Research shows that managers believe 70% of the reason people leave a job is due to pay. However, actual data points indicate that nearly 70% of the reasons people quit a job have absolutely nothing to do with pay. 

This has been true for many years, but it’s been turned upside down in the last 12-18 months.

See, when you offer me an extra 10% bump in pay, I may turn that down if I have a great manager, an amazing culture that aligns with my values, or meaningful and fulfilling work. However, offering me a 50% or 100% increase in pay suddenly tips the scales heavily in favor of that new offer (even though emerging data indicates that those decisions to leave often come with regrets).

What I’m trying to say is that the old models for what was true have been upended by the talent shortage and other factors. We see in the research that pay and benefits are one of the top reasons people left to go to new jobs, but they aren’t the only things. They also left because of stress and burnout, for instance, and paying more money doesn’t really help to mitigate those problems. 

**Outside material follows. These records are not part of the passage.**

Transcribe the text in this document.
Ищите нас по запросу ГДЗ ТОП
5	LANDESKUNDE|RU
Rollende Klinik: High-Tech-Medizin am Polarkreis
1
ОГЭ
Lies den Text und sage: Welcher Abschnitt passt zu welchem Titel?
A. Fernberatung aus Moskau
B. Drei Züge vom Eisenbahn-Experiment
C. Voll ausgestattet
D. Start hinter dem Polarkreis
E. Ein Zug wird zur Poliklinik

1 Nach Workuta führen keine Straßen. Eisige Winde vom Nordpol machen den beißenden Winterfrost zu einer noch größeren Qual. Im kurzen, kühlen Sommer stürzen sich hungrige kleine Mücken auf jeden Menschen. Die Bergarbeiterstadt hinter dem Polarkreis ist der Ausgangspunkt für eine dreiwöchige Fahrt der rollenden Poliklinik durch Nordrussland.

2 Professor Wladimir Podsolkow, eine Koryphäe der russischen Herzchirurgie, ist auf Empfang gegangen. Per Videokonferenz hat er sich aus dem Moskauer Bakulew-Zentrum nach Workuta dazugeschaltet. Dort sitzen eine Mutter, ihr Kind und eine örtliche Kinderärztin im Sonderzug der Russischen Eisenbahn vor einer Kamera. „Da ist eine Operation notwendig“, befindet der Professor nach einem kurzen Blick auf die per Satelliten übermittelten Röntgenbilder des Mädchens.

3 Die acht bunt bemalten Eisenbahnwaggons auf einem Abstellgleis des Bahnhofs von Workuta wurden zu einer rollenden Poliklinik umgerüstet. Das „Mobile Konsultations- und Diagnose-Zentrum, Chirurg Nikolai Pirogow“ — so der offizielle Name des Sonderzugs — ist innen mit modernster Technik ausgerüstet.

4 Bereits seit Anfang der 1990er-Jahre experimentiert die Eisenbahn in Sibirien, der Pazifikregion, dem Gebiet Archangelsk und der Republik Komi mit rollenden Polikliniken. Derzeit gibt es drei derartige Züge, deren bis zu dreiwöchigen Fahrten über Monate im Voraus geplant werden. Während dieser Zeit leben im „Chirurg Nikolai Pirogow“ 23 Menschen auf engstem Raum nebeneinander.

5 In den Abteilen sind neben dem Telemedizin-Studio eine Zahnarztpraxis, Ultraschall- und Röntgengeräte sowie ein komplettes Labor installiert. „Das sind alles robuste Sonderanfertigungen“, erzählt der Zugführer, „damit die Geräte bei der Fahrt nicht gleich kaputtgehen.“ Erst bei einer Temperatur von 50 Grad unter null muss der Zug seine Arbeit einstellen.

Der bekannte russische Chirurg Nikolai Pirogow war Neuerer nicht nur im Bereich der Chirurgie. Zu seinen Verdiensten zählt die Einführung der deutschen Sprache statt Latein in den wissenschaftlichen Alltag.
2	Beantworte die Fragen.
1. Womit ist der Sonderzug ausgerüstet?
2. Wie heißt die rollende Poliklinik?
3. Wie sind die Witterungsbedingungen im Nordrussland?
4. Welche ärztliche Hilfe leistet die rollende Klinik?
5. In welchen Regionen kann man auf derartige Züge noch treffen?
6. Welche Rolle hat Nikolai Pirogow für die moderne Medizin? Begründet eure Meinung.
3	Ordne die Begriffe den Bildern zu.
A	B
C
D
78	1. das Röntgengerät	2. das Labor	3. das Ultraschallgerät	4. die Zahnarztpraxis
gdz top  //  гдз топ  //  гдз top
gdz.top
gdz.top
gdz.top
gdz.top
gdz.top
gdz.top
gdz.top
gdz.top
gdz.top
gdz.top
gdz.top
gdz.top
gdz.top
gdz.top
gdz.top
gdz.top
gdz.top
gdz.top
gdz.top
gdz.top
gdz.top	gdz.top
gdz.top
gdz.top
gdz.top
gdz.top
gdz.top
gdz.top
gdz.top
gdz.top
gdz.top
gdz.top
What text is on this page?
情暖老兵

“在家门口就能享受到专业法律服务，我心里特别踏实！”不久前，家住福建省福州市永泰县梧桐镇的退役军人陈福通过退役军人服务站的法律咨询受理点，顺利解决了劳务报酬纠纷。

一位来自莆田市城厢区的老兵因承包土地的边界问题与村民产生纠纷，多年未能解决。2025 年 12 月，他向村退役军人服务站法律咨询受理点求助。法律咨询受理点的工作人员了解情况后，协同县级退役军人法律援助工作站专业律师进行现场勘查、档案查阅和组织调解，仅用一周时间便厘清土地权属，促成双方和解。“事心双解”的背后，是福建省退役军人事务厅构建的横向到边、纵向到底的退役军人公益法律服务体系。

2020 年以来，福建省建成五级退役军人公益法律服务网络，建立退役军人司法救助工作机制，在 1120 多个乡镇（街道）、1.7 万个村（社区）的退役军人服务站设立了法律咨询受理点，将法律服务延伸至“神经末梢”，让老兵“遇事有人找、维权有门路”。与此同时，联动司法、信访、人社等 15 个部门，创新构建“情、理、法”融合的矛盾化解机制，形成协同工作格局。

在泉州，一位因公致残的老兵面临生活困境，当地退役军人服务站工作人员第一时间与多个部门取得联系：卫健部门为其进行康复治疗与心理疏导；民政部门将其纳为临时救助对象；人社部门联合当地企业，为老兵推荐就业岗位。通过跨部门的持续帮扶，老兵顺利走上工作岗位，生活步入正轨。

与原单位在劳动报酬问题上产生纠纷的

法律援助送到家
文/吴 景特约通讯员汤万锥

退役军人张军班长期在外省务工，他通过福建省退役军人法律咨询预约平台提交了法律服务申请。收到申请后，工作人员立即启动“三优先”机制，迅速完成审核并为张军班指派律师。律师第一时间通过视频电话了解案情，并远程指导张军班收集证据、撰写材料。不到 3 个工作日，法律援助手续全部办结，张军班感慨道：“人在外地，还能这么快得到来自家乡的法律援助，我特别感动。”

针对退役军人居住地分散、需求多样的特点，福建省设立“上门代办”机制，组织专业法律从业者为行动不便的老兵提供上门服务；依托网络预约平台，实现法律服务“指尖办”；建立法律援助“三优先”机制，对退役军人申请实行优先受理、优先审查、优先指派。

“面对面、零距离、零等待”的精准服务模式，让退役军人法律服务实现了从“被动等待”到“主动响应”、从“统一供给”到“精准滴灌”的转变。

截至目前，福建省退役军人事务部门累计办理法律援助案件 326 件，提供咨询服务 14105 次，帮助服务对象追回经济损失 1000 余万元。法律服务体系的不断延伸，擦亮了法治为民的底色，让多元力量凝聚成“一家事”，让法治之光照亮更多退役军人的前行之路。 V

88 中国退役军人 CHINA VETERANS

In a recent session with the team at OpenSesame called The Great Resignation? More Like the Great Reprioritization, I dove into some practical ideas from our research. If you want to get the session on demand, you can do that here. You’ll learn about trends like:

  • Why people quit a job today
  • What makes them more likely to stay
  • How employers can make real change for the better

Bonus: hear from our Chief Culture Officer George Rogers on how DEI, leadership, and work intersect.

I hear from employers every day that are trying to make sure they are on the right path with this. While some have slowed hiring or even laid off some staff, others are stil hiring as quickly as possible to meet the demands of the business. 

If nothing else, this is the point I want to get across: unlike the picture painted by the news where people are leaving jobs for cash or for fun, the truth is more nuanced than that. We have things we can do to help mitigate employee turnover, but they won’t happen by accident or naturally. We have to happen to this problem, not just have it keep happening to us. 

While we can’t keep every person from leaving, I’ve talked with teams that have staff who are being targeted daily with recruiter calls that haven’t lost a single person in the last year. We have things we can do, and I’m much more interested in talking about those solutions than in hyping the problem or creating more hysteria where it isn’t needed.